The external impact of these factors on the Philippine’s brand is an image of a country unable to develop, and a people worthy of aspiring to no higher than the bottom of the earning food chain. Sniggering tales of prospective Filipino maids asking if their meager wage included ‘headache money’ are a regular feature of expat dinner party chatter.
Attending a brand launch last year, your writer witnessed first hand the hurt this image causes. In the week before the launch the US TV show Desperate Housewives had featured a scene where an American character had refused to be treated by a Filipino doctor. The show had intended to highlight the snobbery and ignorance of the American character, and the situation portrayed had clearly struck a deep chord with the audience at the launch.
Almost quivering with indignation, the speaker had railed against the iniquity of the Philippine’s image abroad: They weren’t just launching a new company brand that day (she asserted) they were building a new Filipino brand of professionalism, technical prowess and customer service.

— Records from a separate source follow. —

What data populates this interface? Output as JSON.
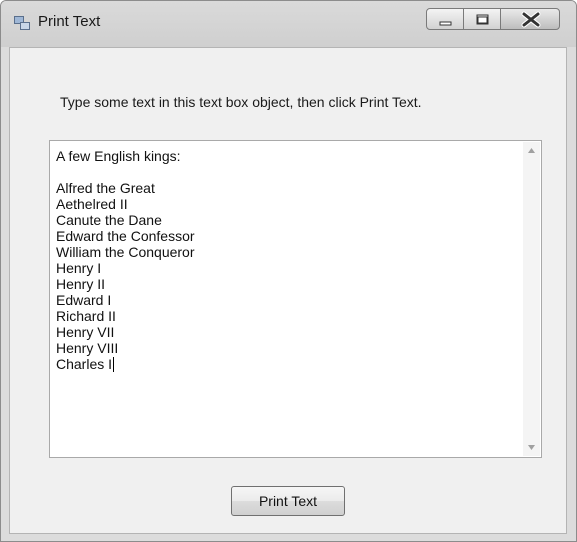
{
  "window": {
    "title": "Print Text",
    "icon": "form-window-icon"
  },
  "caption_buttons": {
    "minimize": "minimize-icon",
    "maximize": "maximize-icon",
    "close": "close-icon"
  },
  "form": {
    "instruction": "Type some text in this text box object, then click Print Text.",
    "textbox": {
      "lines": [
        "A few English kings:",
        "",
        "Alfred the Great",
        "Aethelred II",
        "Canute the Dane",
        "Edward the Confessor",
        "William the Conqueror",
        "Henry I",
        "Henry II",
        "Edward I",
        "Richard II",
        "Henry VII",
        "Henry VIII",
        "Charles I"
      ]
    },
    "print_button_label": "Print Text"
  }
}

In fact, the seeds of a new brand image are already taking root. The very things that have made Filipinos employable in the lower paid service industries – welcoming, friendly personalities, attentive service, good English and hard working – are the very things that provide the platform for a new global Philippines brand.
The Philippines is already a strong rival to the (better branded) India in outsourced call centers, where patience and enunciation are vital. The last few years has seen a wave of Filipino companies using brand to develop their image and drive change through their businesses. Brands such as leading bank BDO are blending outstanding customer service with product development.
No doubt the new President will have many issues pressing for his attention. But perhaps now is the time to re-launch Brand Philippines to help both the OFW workers, and local companies carrying the burden of being global standard bearers.
Robert Allen is associate director, brand strategy, in Interbrand’s Singapore office. Rob has worked in branding, marketing, communications and research both client-side and as a consultant, with more than 15 years experience across Europe and Asia.